Das Ensemble rund um Bastian Pastewka – namentlich Cathlen Gawlich, Janina Sachau, Alexis Kara und Kai Magnus Sting – ist für dieses Stück absolut PERFEKT zusammengestellt! Ja, das ist ein absoluter Begriff und ich meide solche Aussagen nach Möglichkeit. Aber ich kann es nicht anders ausdrücken. Witziger Weise ist die Besetzung nicht immer dieselbe. Da ich aber aktuell die Aufnahme noch nicht habe, kann ich nur über die Besetzung der von mir besuchten Aufführung am 25.01.2015 im Theater am Kurfürstendamm in Berlin schreiben. Es ist einfach so, dass ausnahmslos alle „Komplizen“ stimmlich so ideal zu den jeweiligen Rollen passten, dass es mich schon ein Stück weit schockierte. Ob Alexis Kara als Charlie, Kai Magnus Sting als Sir Graham Forbes oder Janina Sachau als Temples charmante Frau Steve. – Die einzige Stimme, die rein von der Vorlage aus den Originalproduktionen nicht hineinpasste war die von Pastewka selbst als Paul Temple. Aber das spielte eine untergeordnete Rolle, denn es gehörte ja zur Erzählweise, dass Bastian letztlich wie er selbst klang. Doch der Reihe nach:
Vor Beginn konnte man die Bühne in aller Ruhe in Augenschein nehmen und stellte folgende Dinge fest: Fünf Schauspieler(innen) (noch nicht da ;D ), fünf Sitzplätze, alle umgeben von derlei Utensilien, wie sie Geräuschemacher zu benutzen pflegen. Das roch förmlich schon zu diesem Zeitpunkt nach einem äußerst illustren Schauspiel. Ich habe auch ein Foto von diesem Aufbau. Allerdings musste ich wieder einmal feststellen, dass mein Handy für derlei Lichtverhältnisse nicht zum Fotografieren konzipiert wurde. Auf Wunsch reiche ich die miserable Aufnahme aber gerne nach.

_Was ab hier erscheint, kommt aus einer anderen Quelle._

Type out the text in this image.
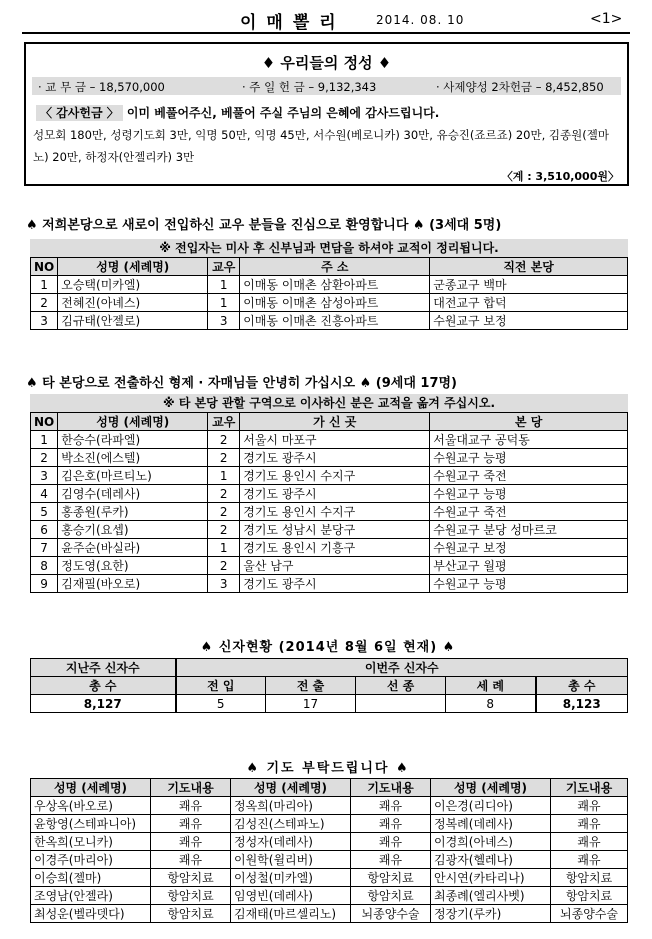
이매뽈리	2014. 08. 10	<1>
♦ 우리들의 정성 ♦
· 교 무 금 – 18,570,000	· 주 일 헌 금 – 9,132,343	· 사제양성 2차헌금 – 8,452,850
〈 감사헌금 〉 이미 베풀어주신, 베풀어 주실 주님의 은혜에 감사드립니다.
성모회 180만, 성령기도회 3만, 익명 50만, 익명 45만, 서수원(베로니카) 30만, 유승진(죠르죠) 20만, 김종원(젤마노) 20만, 하정자(안젤리카) 3만
〈계 : 3,510,000원〉
♠ 저희본당으로 새로이 전입하신 교우 분들을 진심으로 환영합니다 ♠ (3세대 5명)
※ 전입자는 미사 후 신부님과 면담을 하셔야 교적이 정리됩니다.
NO	성명 (세례명)	교우	주 소	직전 본당
1	오승택(미카엘)	1	이매동 이매촌 삼환아파트	군종교구 백마
2	전혜진(아녜스)	1	이매동 이매촌 삼성아파트	대전교구 합덕
3	김규태(안젤로)	3	이매동 이매촌 진흥아파트	수원교구 보정
♠ 타 본당으로 전출하신 형제 · 자매님들 안녕히 가십시오 ♠ (9세대 17명)
※ 타 본당 관할 구역으로 이사하신 분은 교적을 옮겨 주십시오.
NO	성명 (세례명)	교우	가 신 곳	본 당
1	한승수(라파엘)	2	서울시 마포구	서울대교구 공덕동
2	박소진(에스텔)	2	경기도 광주시	수원교구 능평
3	김은호(마르티노)	1	경기도 용인시 수지구	수원교구 죽전
4	김영수(데레사)	2	경기도 광주시	수원교구 능평
5	홍종원(루카)	2	경기도 용인시 수지구	수원교구 죽전
6	홍승기(요셉)	2	경기도 성남시 분당구	수원교구 분당 성마르코
7	윤주순(바실라)	1	경기도 용인시 기흥구	수원교구 보정
8	정도영(요한)	2	울산 남구	부산교구 월평
9	김재필(바오로)	3	경기도 광주시	수원교구 능평
♠ 신자현황 (2014년 8월 6일 현재) ♠
지난주 신자수	이번주 신자수				
총 수	전 입	전 출	선 종	세 례	총 수
8,127	5	17		8	8,123
♠ 기도 부탁드립니다 ♠
성명 (세례명)	기도내용	성명 (세례명)	기도내용	성명 (세례명)	기도내용
우상옥(바오로)	쾌유	정옥희(마리아)	쾌유	이은경(리디아)	쾌유
윤항영(스테파니아)	쾌유	김성진(스테파노)	쾌유	정복례(데레사)	쾌유
한옥희(모니카)	쾌유	정성자(데레사)	쾌유	이경희(아녜스)	쾌유
이경주(마리아)	쾌유	이원학(윌리버)	쾌유	김광자(헬레나)	쾌유
이승희(젤마)	항암치료	이성철(미카엘)	항암치료	안시연(카타리나)	항암치료
조영남(안젤라)	항암치료	임영빈(데레사)	항암치료	최종례(엘리사벳)	항암치료
최성운(벨라뎃다)	항암치료	김재태(마르셀리노)	뇌종양수술	정장기(루카)	뇌종양수술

Ja, alle fünf Schauspieler(innen) machten die gesamte Geräuschkulisse – mit Ausnahme der Musik – selbst. Wer schon einmal einen Geräuschemacher bei der Arbeit beobachtet hat, dürfte eine ungefähre Vorstellung davon haben wie schwierig es ist, das richtige Timing zu haben. – Ganz abgesehen vom ideal getroffenen Geräusch. Da man als Zuschauer nicht jeden Patzer erkennen kann, komme ich auf gerademal zwei nicht ganz getroffene Stellen – und die wurden hervorragend humorvoll überspielt. Das ist der helle Wahnsinn und ich ziehe meinen nicht vorhandenen Hut vor dieser Leistung!

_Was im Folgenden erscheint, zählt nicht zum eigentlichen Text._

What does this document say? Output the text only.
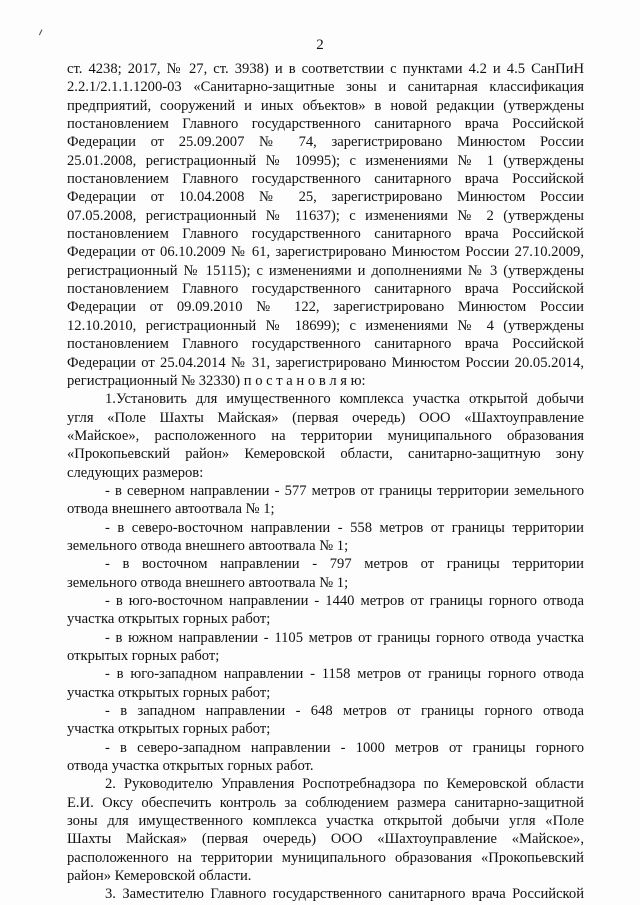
2
ст. 4238; 2017, № 27, ст. 3938) и в соответствии с пунктами 4.2 и 4.5 СанПиН
2.2.1/2.1.1.1200-03 «Санитарно-защитные зоны и санитарная классификация
предприятий, сооружений и иных объектов» в новой редакции (утверждены
постановлением Главного государственного санитарного врача Российской
Федерации от 25.09.2007 № 74, зарегистрировано Минюстом России
25.01.2008, регистрационный № 10995); с изменениями № 1 (утверждены
постановлением Главного государственного санитарного врача Российской
Федерации от 10.04.2008 № 25, зарегистрировано Минюстом России
07.05.2008, регистрационный № 11637); с изменениями № 2 (утверждены
постановлением Главного государственного санитарного врача Российской
Федерации от 06.10.2009 № 61, зарегистрировано Минюстом России 27.10.2009,
регистрационный № 15115); с изменениями и дополнениями № 3 (утверждены
постановлением Главного государственного санитарного врача Российской
Федерации от 09.09.2010 № 122, зарегистрировано Минюстом России
12.10.2010, регистрационный № 18699); с изменениями № 4 (утверждены
постановлением Главного государственного санитарного врача Российской
Федерации от 25.04.2014 № 31, зарегистрировано Минюстом России 20.05.2014,
регистрационный № 32330) п о с т а н о в л я ю:
1.Установить для имущественного комплекса участка открытой добычи
угля «Поле Шахты Майская» (первая очередь) ООО «Шахтоуправление
«Майское», расположенного на территории муниципального образования
«Прокопьевский район» Кемеровской области, санитарно-защитную зону
следующих размеров:
- в северном направлении - 577 метров от границы территории земельного
отвода внешнего автоотвала № 1;
- в северо-восточном направлении - 558 метров от границы территории
земельного отвода внешнего автоотвала № 1;
- в восточном направлении - 797 метров от границы территории
земельного отвода внешнего автоотвала № 1;
- в юго-восточном направлении - 1440 метров от границы горного отвода
участка открытых горных работ;
- в южном направлении - 1105 метров от границы горного отвода участка
открытых горных работ;
- в юго-западном направлении - 1158 метров от границы горного отвода
участка открытых горных работ;
- в западном направлении - 648 метров от границы горного отвода
участка открытых горных работ;
- в северо-западном направлении - 1000 метров от границы горного
отвода участка открытых горных работ.
2. Руководителю Управления Роспотребнадзора по Кемеровской области
Е.И. Оксу обеспечить контроль за соблюдением размера санитарно-защитной
зоны для имущественного комплекса участка открытой добычи угля «Поле
Шахты Майская» (первая очередь) ООО «Шахтоуправление «Майское»,
расположенного на территории муниципального образования «Прокопьевский
район» Кемеровской области.
3. Заместителю Главного государственного санитарного врача Российской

Erzählt wird die Geschichte so, dass Bastian sich mit ein paar Freunden trifft, ihnen begeistert von Temple, Durbridge, dem wiedergefundenen Manuskript erzählt und sie dazu überredet es mit ihm zusammen zu lesen. Es gibt folglich immer wieder Unterbrechungen, in denen das Gelesene humorvoll und kritisch rekapituliert wird. Eine Geschichte zum Anfassen sozusagen. Denn wenn man sich die Requisiten wegdenkt, hat man das Gefühl in ein Wohnzimmer zu schauen, in denen sich ein illustrer Freundeskreis anhand der vorliegenden Texte unterhält und amüsiert. Dazu kommen noch Gesangseinlagen im für Temple-Hörspiele obligatorischen verruchten Club.
Fazit
Auch wenn ein flüchtiges Überfliegen der verschiedenen Rezensionen zur CD-Version ein eher durchwachsenes Urteil wiedergibt, so ist die Bühnenfassung in meinen Augen einfach genial! Ich hatte einen fantastischen Abend und höre seit Sonntag alle mir vorliegenden Temple-Hörspiele von damals rauf und runter. In ganz wenigen Orten soll es wohl noch die ein oder andere Eintrittskarte geben. Wer auch nur Pastewka und / oder Kriminalgeschichten mag, dem lege ich ans Herz – sofern möglich – eine Aufführung zu besuchen. Es spielt keine Rolle ob man Durbridges Werke schon kennt oder nicht. Es ist ein überaus unterhaltsamer Mix aus Spannung und Humor, der mit einer Leichtigkeit erzählt wird. Sollte die Tour verlängert oder wiederholt werden, würde ich auf jeden Fall versuchen erneut in diesen Hochgenuss zu kommen!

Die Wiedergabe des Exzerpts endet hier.